France

Canicule : 1.300 écoles et collèges fermés, bac maintenu

Lundi, 1.352 écoles et collèges sont restés fermés en France à cause de la canicule, sur un total d’environ 60.000 établissements. Au total, 5.233 candidats seront reconvoqués en matinée cette semaine ou la suivante pour éviter les heures les plus chaudes.


La chaleur perturbe le fonctionnement des établissements scolaires. Lundi, 1.352 écoles et collèges ont dû fermer leurs portes en France en raison de la canicule, sur un total d’environ 60.000. Parallèlement, 4.042 autres ont dû s’adapter, comme l’a annoncé le ministre de l’Éducation nationale, Édouard Geffray. Des mesures telles que des horaires aménagés, des élèves libérés plus tôt ou l’utilisation de salles climatisées se multiplient pour gérer les températures élevées.

Chaque établissement met en œuvre les meilleures solutions possibles. Selon Édouard Geffray lors d’un point presse, « ces aménagements consistent principalement dans des aménagements d’horaires », entraînant souvent un départ anticipé des élèves dès la mi-journée, ou « parfois des établissements qui ont recours à d’autres salles (…) climatisées pour pouvoir y scolariser leurs élèves ».

Face à une chaleur extrême, il est impossible d’appliquer une règle uniforme. Le ministre l’affirme : « Une doctrine universelle face à un phénomène aussi variable (…) ça n’a absolument aucun sens ». Les différences entre les écoles, leurs équipements ainsi que leur exposition à la chaleur nécessitent une évaluation locale de chaque situation au jour le jour. Toutefois, une ligne directrice persiste : « La réponse est forcément locale », a souligné Édouard Geffray, ajoutant que « la sécurité des enfants ou des personnels est susceptible d’être mise en cause, la fermeture doit être réelle et sans faiblir ». Une consigne claire alors que la vague de chaleur s’annonce prolongée.

Concernant les examens, il n’est pas question de tout suspendre. « Pour les trois prochains jours, l’immense majorité des élèves qui doivent passer » un oral au baccalauréat « passeront bien à l’heure prévue par leur convocation », a déclaré le ministre. Au total, 5.233 candidats seront toutefois reprogrammés en matinée cette semaine ou la suivante pour éviter les heures les plus chaudes.

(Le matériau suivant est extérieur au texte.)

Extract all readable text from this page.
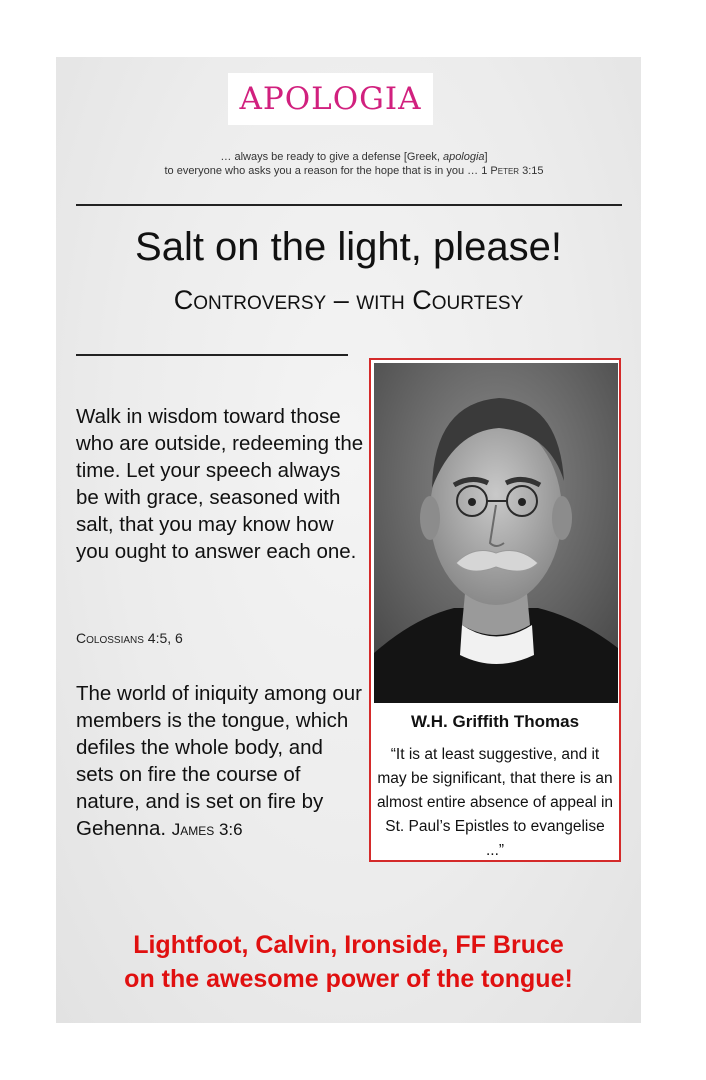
APOLOGIA
… always be ready to give a defense [Greek, apologia]
to everyone who asks you a reason for the hope that is in you … 1 Peter 3:15
Salt on the light, please!
Controversy – with Courtesy
Walk in wisdom toward those who are outside, redeeming the time. Let your speech always be with grace, seasoned with salt, that you may know how you ought to answer each one.
Colossians 4:5, 6
The world of iniquity among our members is the tongue, which defiles the whole body, and sets on fire the course of nature, and is set on fire by Gehenna. James 3:6
W.H. Griffith Thomas
“It is at least suggestive, and it may be significant, that there is an almost entire absence of appeal in St. Paul’s Epistles to evangelise ...”
Lightfoot, Calvin, Ironside, FF Bruce
on the awesome power of the tongue!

La logique est la même pour les épreuves : « toutes les épreuves qui doivent avoir lieu le matin cette semaine sont évidemment maintenues ». Pour les sessions de l’après-midi, une approche individualisée est adoptée : les autorités académiques « vérifient centre d’examen par centre d’examen si les conditions d’accueil des personnels (…) et des élèves sont satisfaisantes ».

La semaine est attendue comme intense : plus d’un million d’élèves de Première et Terminale se présentent à leurs oraux, tandis qu’environ 850.000 collégiens s’attèlent au brevet à partir de vendredi. Un calendrier affecté par une série de vagues de chaleur. Le gouvernement commence déjà à envisager l’avenir. Des travaux débuteront cet été pour adapter les examens aux changements climatiques. « Il ne s’agit pas de changer maintenant la date générale du baccalauréat », a précisé Édouard Geffray. Cependant, une idée émerge : « qu’il n’y ait plus d’épreuves les après-midis, écrites et probablement orales ». Une évolution désormais « envisagée de manière sérieuse ».